At a certain point, however, cancer cells begin to move, either by growing into other tissues or separating from the original tumor. Cells that break away travel through the blood stream and lymph system to other places in the body. These cells face long odds, and most of them are eliminated by the immune system or fail to adapt to the environment in which they settle. Sometimes they escape immune surveillance for long enough, and adapt to their new environment quickly enough, to survive the transition. Eventually—weeks, months or even years later—they begin to thrive once again and grow aggressively, resistant to treatments that may have worked well for the primary tumor.
Cancer researchers are investigating the steps in the metastatic process to look for ways to stop cancer from spreading. Could immune surveillance be enhanced to eliminate cells before they reach other areas of the body? Could the environments in other tissues be made less hospitable to the cells that infiltrate them? And if they’re not eliminated before reaching a destination, is there a way to maintain metastatic cells in a senescent state, keeping them inactive by undermining their ability to grow and divide? If the answer is yes, and a therapy can be developed that prevents metastatic cancer growth, it would save many lives.
Immune cell roles
Assistant Professor Guangwen "Gary" Ren, Ph.D.To study tumor microenvironment and tumor immunology in cancer therapeutic resistance and metastatic relapseGuangwen “Gary” Ren, Ph.D., investigates cancer micro-environments, the normal tissues and cells immediately adjacent to cancer cells and tumors. There are many interactions between cancer cells and their immediate cellular neighbors, some of which are quite important for cancer growth.It’s particularly imperative for the cancer cells to evade and eventually co-opt the local immune cells that might otherwise recognize and destroy them. Not many accomplish this feat, but those that do are able to grow while actually being protected by the immune cells that would normally kill them.

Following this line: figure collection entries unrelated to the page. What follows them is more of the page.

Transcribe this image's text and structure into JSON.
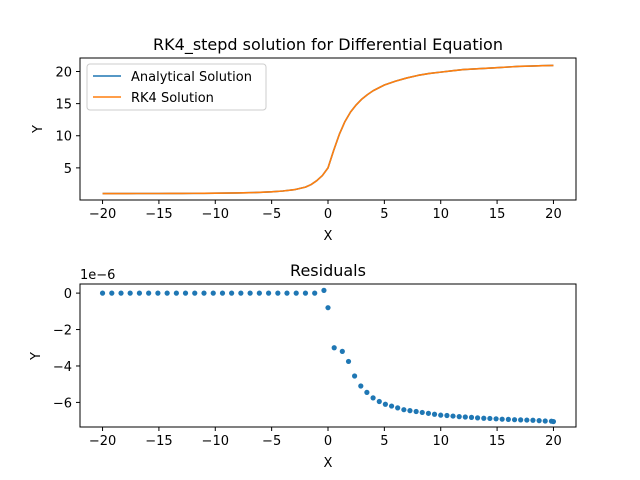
{
  "chart_data": [
    {
      "type": "line",
      "title": "RK4_stepd solution for Differential Equation",
      "xlabel": "X",
      "ylabel": "Y",
      "xlim": [
        -22,
        22
      ],
      "ylim": [
        -0.0,
        22.1
      ],
      "xticks": [
        -20,
        -15,
        -10,
        -5,
        0,
        5,
        10,
        15,
        20
      ],
      "yticks": [
        5,
        10,
        15,
        20
      ],
      "legend_position": "upper-left",
      "x": [
        -20,
        -19,
        -18,
        -17,
        -16,
        -15,
        -14,
        -13,
        -12,
        -11,
        -10,
        -9,
        -8,
        -7,
        -6,
        -5,
        -4,
        -3,
        -2,
        -1.5,
        -1,
        -0.5,
        0,
        0.5,
        1,
        1.5,
        2,
        2.5,
        3,
        3.5,
        4,
        5,
        6,
        7,
        8,
        9,
        10,
        11,
        12,
        13,
        14,
        15,
        16,
        17,
        18,
        19,
        20
      ],
      "series": [
        {
          "name": "Analytical Solution",
          "color": "#1f77b4",
          "values": [
            1.0,
            1.0,
            1.0,
            1.01,
            1.01,
            1.01,
            1.02,
            1.02,
            1.03,
            1.04,
            1.06,
            1.08,
            1.1,
            1.14,
            1.19,
            1.27,
            1.4,
            1.6,
            2.0,
            2.4,
            3.0,
            3.8,
            5.0,
            7.7,
            10.2,
            12.2,
            13.7,
            14.8,
            15.7,
            16.4,
            17.0,
            17.9,
            18.5,
            19.0,
            19.4,
            19.7,
            19.9,
            20.1,
            20.3,
            20.4,
            20.5,
            20.6,
            20.7,
            20.8,
            20.85,
            20.9,
            20.95
          ]
        },
        {
          "name": "RK4 Solution",
          "color": "#ff7f0e",
          "values": [
            1.0,
            1.0,
            1.0,
            1.01,
            1.01,
            1.01,
            1.02,
            1.02,
            1.03,
            1.04,
            1.06,
            1.08,
            1.1,
            1.14,
            1.19,
            1.27,
            1.4,
            1.6,
            2.0,
            2.4,
            3.0,
            3.8,
            5.0,
            7.7,
            10.2,
            12.2,
            13.7,
            14.8,
            15.7,
            16.4,
            17.0,
            17.9,
            18.5,
            19.0,
            19.4,
            19.7,
            19.9,
            20.1,
            20.3,
            20.4,
            20.5,
            20.6,
            20.7,
            20.8,
            20.85,
            20.9,
            20.95
          ]
        }
      ]
    },
    {
      "type": "scatter",
      "title": "Residuals",
      "xlabel": "X",
      "ylabel": "Y",
      "offset_label": "1e−6",
      "xlim": [
        -22,
        22
      ],
      "ylim": [
        -7.35,
        0.5
      ],
      "xticks": [
        -20,
        -15,
        -10,
        -5,
        0,
        5,
        10,
        15,
        20
      ],
      "yticks": [
        0,
        -2,
        -4,
        -6
      ],
      "series": [
        {
          "color": "#1f77b4",
          "x": [
            -20,
            -19.18,
            -18.36,
            -17.55,
            -16.73,
            -15.91,
            -15.09,
            -14.27,
            -13.45,
            -12.64,
            -11.82,
            -11.0,
            -10.18,
            -9.36,
            -8.55,
            -7.73,
            -6.91,
            -6.09,
            -5.27,
            -4.45,
            -3.64,
            -2.82,
            -2.0,
            -1.18,
            -0.36,
            0.0,
            0.55,
            1.27,
            1.82,
            2.36,
            2.91,
            3.45,
            4.0,
            4.55,
            5.09,
            5.64,
            6.18,
            6.73,
            7.27,
            7.82,
            8.36,
            8.91,
            9.45,
            10.0,
            10.55,
            11.09,
            11.64,
            12.18,
            12.73,
            13.27,
            13.82,
            14.36,
            14.91,
            15.45,
            16.0,
            16.55,
            17.09,
            17.64,
            18.18,
            18.73,
            19.27,
            19.82,
            20.0
          ],
          "values": [
            0,
            0,
            0,
            0,
            0,
            0,
            0,
            0,
            0,
            0,
            0,
            0,
            0,
            0,
            0,
            0,
            0,
            0,
            0,
            0,
            0,
            0,
            0,
            0,
            0.15,
            -0.8,
            -3.0,
            -3.2,
            -3.75,
            -4.55,
            -5.1,
            -5.45,
            -5.75,
            -5.95,
            -6.1,
            -6.2,
            -6.3,
            -6.4,
            -6.45,
            -6.5,
            -6.55,
            -6.6,
            -6.65,
            -6.7,
            -6.72,
            -6.75,
            -6.78,
            -6.8,
            -6.82,
            -6.85,
            -6.87,
            -6.88,
            -6.9,
            -6.92,
            -6.93,
            -6.95,
            -6.96,
            -6.97,
            -6.98,
            -7.0,
            -7.02,
            -7.03,
            -7.05
          ]
        }
      ]
    }
  ]
}
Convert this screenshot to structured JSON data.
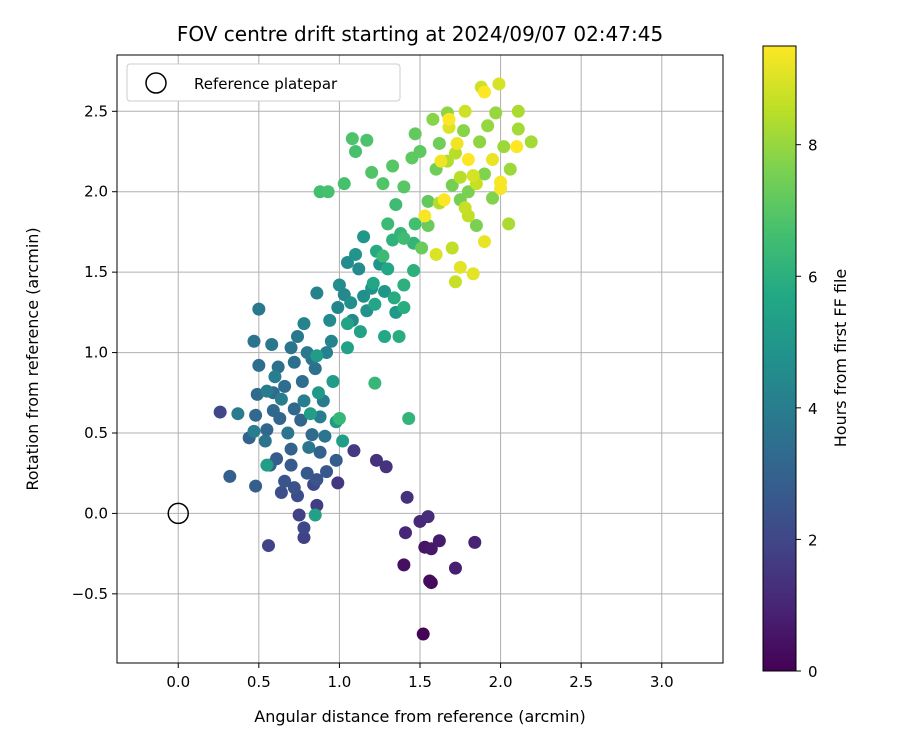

When metastatic cancer cells migrate elsewhere in the body, they’re on their own, and have to deal with a new environment and immune cells. So how are they able to succeed in there, so to speak? Ren is investigating the complex interplay between immune cells and cancer cells, and between different kinds of immune cells, that can dictate success or failure of metastatic cancer spread. Of particular interest are cells known as neutrophils, which are part of the innate immune system, the first line of defense against invading pathogens. Recent research in Ren’s laboratory has shown that neutrophils also play surprising roles in cancer metastasis.
Ren and his team worked with specialized mouse models to look at breast cancer cells that migrate to lung tissue, a common site for breast cancer metastatic spread. They are often eliminated by either neutrophils or natural killer (NK) cells, another component of the innate immune system. In an unexpected result, however, Ren found that when both neutrophils and NK cells are present in lung tissue, the neutrophils don’t react against the cancer cells. Instead, they actually inhibit NK activity, helping the metastatic cells survive and increasing the chance of cancer spread. The finding helps to explain why treatments that increase neutrophil counts in cancer patients, which are often greatly reduced by chemotherapies, are associated with higher risk for subsequent metastatic disease.
In addition, the research team discovered that neutrophils in the lung tend to stock up on fuel in the form of lipids when a breast cancer tumor is growing. Interestingly, the process is stimulated by molecular signals sent from the tumor itself, even before its cells begin to migrate elsewhere. Then, when circulating cancer cells do arrive in the lung, the neutrophils transfer the lipid fuel to them, increasing their ability to survive and proliferate.
Targets for treatment
More research is needed into exactly why neutrophils function as both safeguards against metastasis and, in different contexts, as part of the support system for it. Nonetheless, Ren’s findings provide intriguing targets for therapy refinement and development. For example, assessing NK/neutrophil populations can help inform whether or not to increase neutrophil counts following initial therapy. And disrupting the signaling/metabolic cascade that helps fuel metastatic cancer cells in the lung could greatly reduce the chances for successful spread. These and other treatment regimens are both parts of the larger effort to derail cancer spread and, ultimately, deaths from metastatic cancer.